- Sickles Corner Location within Pennsylvania Sickles Corner Location within the United States
- Coordinates: 40°33′12″N 78°16′47″W﻿ / ﻿40.55333°N 78.27972°W
- Country: United States
- State: Pennsylvania
- County: Blair
- Township: Tyrone

Area
- • Total: 0.15 sq mi (0.40 km^{2})
- • Land: 0.15 sq mi (0.40 km^{2})
- • Water: 0 sq mi (0.0 km^{2})
- Elevation: 1,181 ft (360 m)
- Time zone: UTC-5 (Eastern (EST))
- • Summer (DST): UTC-4 (EDT)
- ZIP Code: 16601 (Altoona)
- Area codes: 814/582
- FIPS code: 42-70608
- GNIS feature ID: 2805561

= Sickles Corner, Pennsylvania =

Unincorporated community in Pennsylvania, US

Sickles Corner is an unincorporated community and census-designated place (CDP) in Blair County, Pennsylvania, United States. It was first listed as a CDP prior to the 2020 census.

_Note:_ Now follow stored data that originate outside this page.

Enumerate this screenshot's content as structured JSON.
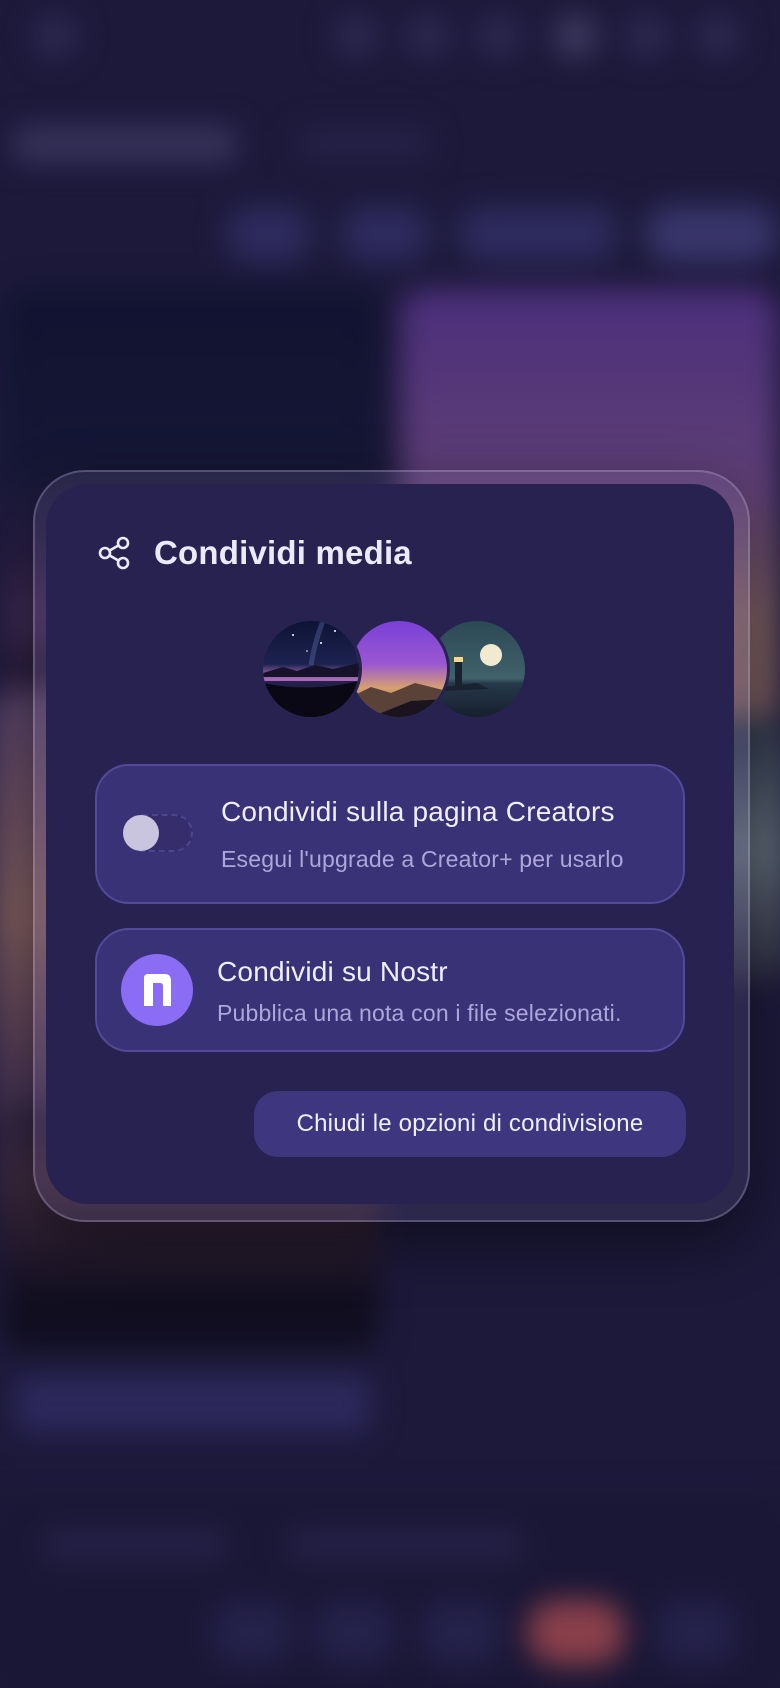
{
  "dialog": {
    "title": "Condividi media",
    "header_icon": "share-icon",
    "thumbnails": [
      {
        "icon": "night-lake-thumbnail"
      },
      {
        "icon": "purple-sunset-thumbnail"
      },
      {
        "icon": "lighthouse-moon-thumbnail"
      }
    ],
    "options": {
      "creators": {
        "title": "Condividi sulla pagina Creators",
        "subtitle": "Esegui l'upgrade a Creator+ per usarlo",
        "toggle_on": false
      },
      "nostr": {
        "title": "Condividi su Nostr",
        "subtitle": "Pubblica una nota con i file selezionati.",
        "icon": "nostr-icon"
      }
    },
    "close_label": "Chiudi le opzioni di condivisione"
  },
  "colors": {
    "dialog_bg": "#272250",
    "card_bg": "#3a3276",
    "accent": "#8b6cf4",
    "text_primary": "#f0eefc",
    "text_secondary": "#aea7da"
  }
}
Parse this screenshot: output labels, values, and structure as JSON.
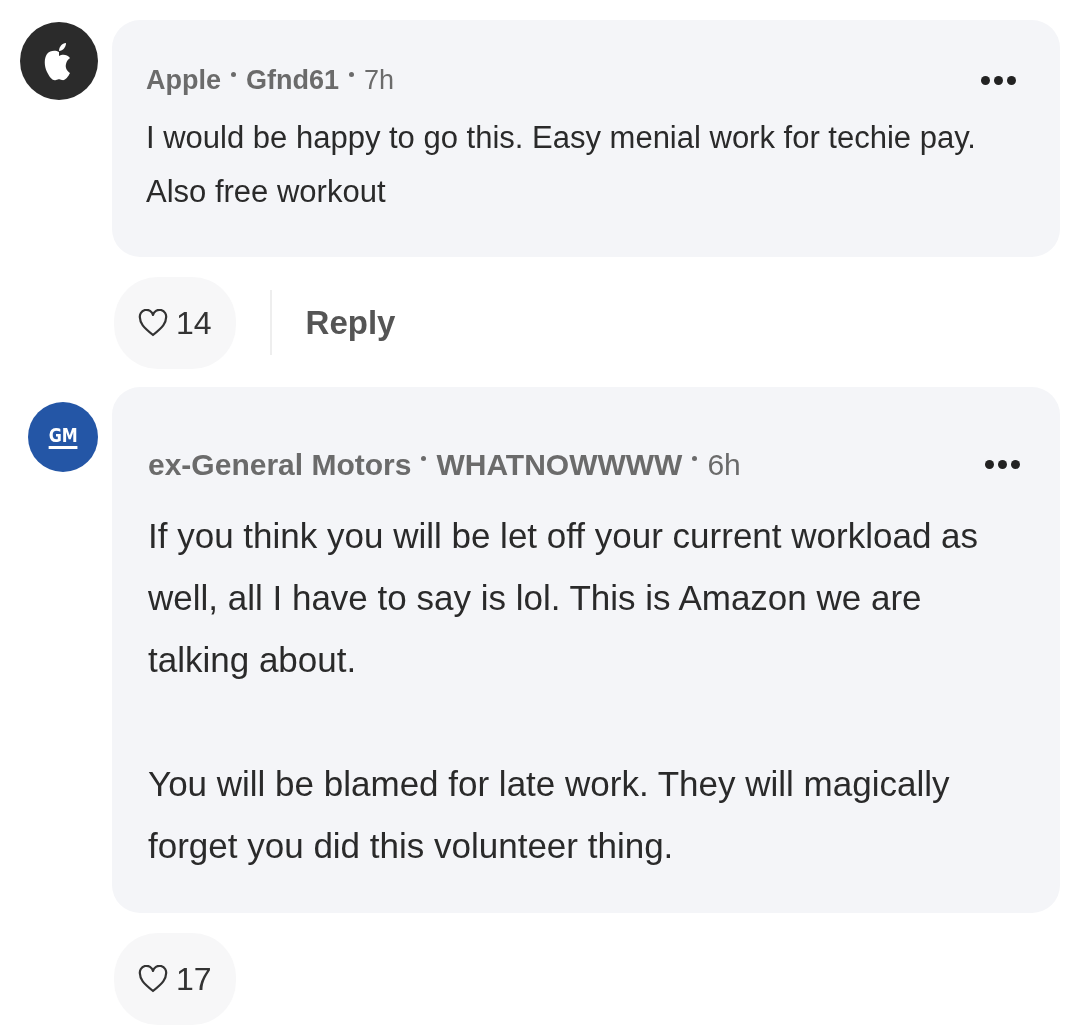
{
  "comments": [
    {
      "avatar": {
        "kind": "apple",
        "color": "#2b2b2b"
      },
      "company": "Apple",
      "user": "Gfnd61",
      "time": "7h",
      "paragraphs": [
        "I would be happy to go this. Easy menial work for techie pay. Also free workout"
      ],
      "actions": [
        {
          "kind": "like",
          "count": "14"
        },
        {
          "kind": "reply",
          "label": "Reply"
        }
      ]
    },
    {
      "avatar": {
        "kind": "text",
        "text": "GM",
        "color": "#2456a6"
      },
      "company": "ex-General Motors",
      "user": "WHATNOWWWW",
      "time": "6h",
      "paragraphs": [
        "If you think you will be let off your current workload as well, all I have to say is lol. This is Amazon we are talking about.",
        "You will be blamed for late work. They will magically forget you did this volunteer thing."
      ],
      "actions": [
        {
          "kind": "like",
          "count": "17"
        }
      ]
    }
  ]
}
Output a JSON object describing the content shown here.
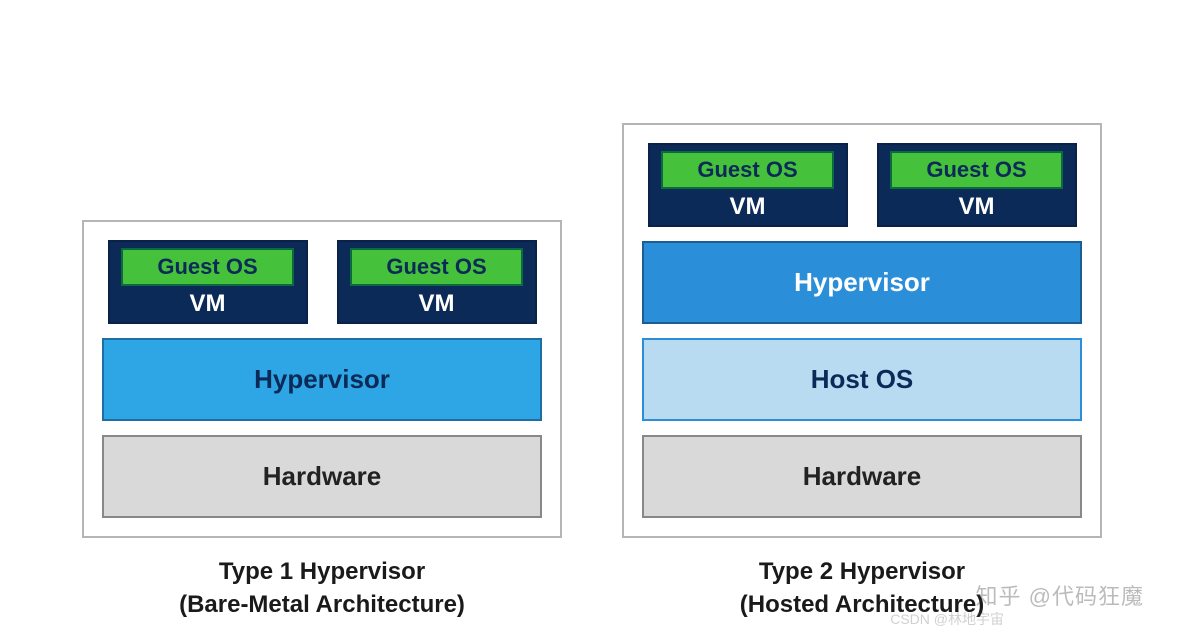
{
  "type1": {
    "title_line1": "Type 1 Hypervisor",
    "title_line2": "(Bare-Metal Architecture)",
    "vms": [
      {
        "guest_os": "Guest OS",
        "vm": "VM"
      },
      {
        "guest_os": "Guest OS",
        "vm": "VM"
      }
    ],
    "hypervisor": "Hypervisor",
    "hardware": "Hardware"
  },
  "type2": {
    "title_line1": "Type 2 Hypervisor",
    "title_line2": "(Hosted Architecture)",
    "vms": [
      {
        "guest_os": "Guest OS",
        "vm": "VM"
      },
      {
        "guest_os": "Guest OS",
        "vm": "VM"
      }
    ],
    "hypervisor": "Hypervisor",
    "host_os": "Host OS",
    "hardware": "Hardware"
  },
  "watermark_zhihu": "知乎 @代码狂魔",
  "watermark_csdn": "CSDN @林地宇宙"
}
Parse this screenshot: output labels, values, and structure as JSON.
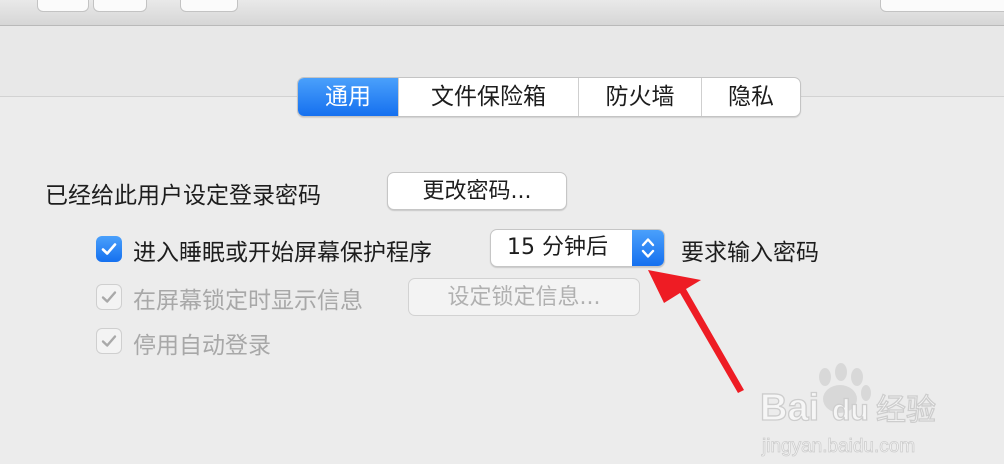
{
  "tabs": [
    {
      "label": "通用",
      "active": true
    },
    {
      "label": "文件保险箱",
      "active": false
    },
    {
      "label": "防火墙",
      "active": false
    },
    {
      "label": "隐私",
      "active": false
    }
  ],
  "general": {
    "password_label": "已经给此用户设定登录密码",
    "change_password_button": "更改密码...",
    "require_password": {
      "checked": true,
      "label": "进入睡眠或开始屏幕保护程序",
      "delay_value": "15 分钟后",
      "suffix": "要求输入密码"
    },
    "lock_message": {
      "checked": true,
      "enabled": false,
      "label": "在屏幕锁定时显示信息",
      "button": "设定锁定信息..."
    },
    "disable_auto_login": {
      "checked": true,
      "enabled": false,
      "label": "停用自动登录"
    }
  },
  "watermark": {
    "brand": "Bai",
    "brand2": "du",
    "suffix": "经验",
    "url": "jingyan.baidu.com"
  },
  "colors": {
    "accent": "#1a75f0",
    "annotation_arrow": "#ee1c24"
  }
}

The CDP is in northeastern Blair County, in the southwestern part of Tyrone Township. It sits at the southwestern end of Sinking Creek Valley, between two arms of Brush Mountain, rising to the west and the southeast. Kettle Road is the main route through Sickles Corner: it leads northeastward 8 mi, down the Sinking Creek Valley, to Pennsylvania Route 453 near the Little Juniata River, and southwestward through Elberta and a water gap in Brush Mountain 8 mi to Altoona.

==Education==
The school district is Altoona Area School District. Altoona Area High School is the comprehensive high school.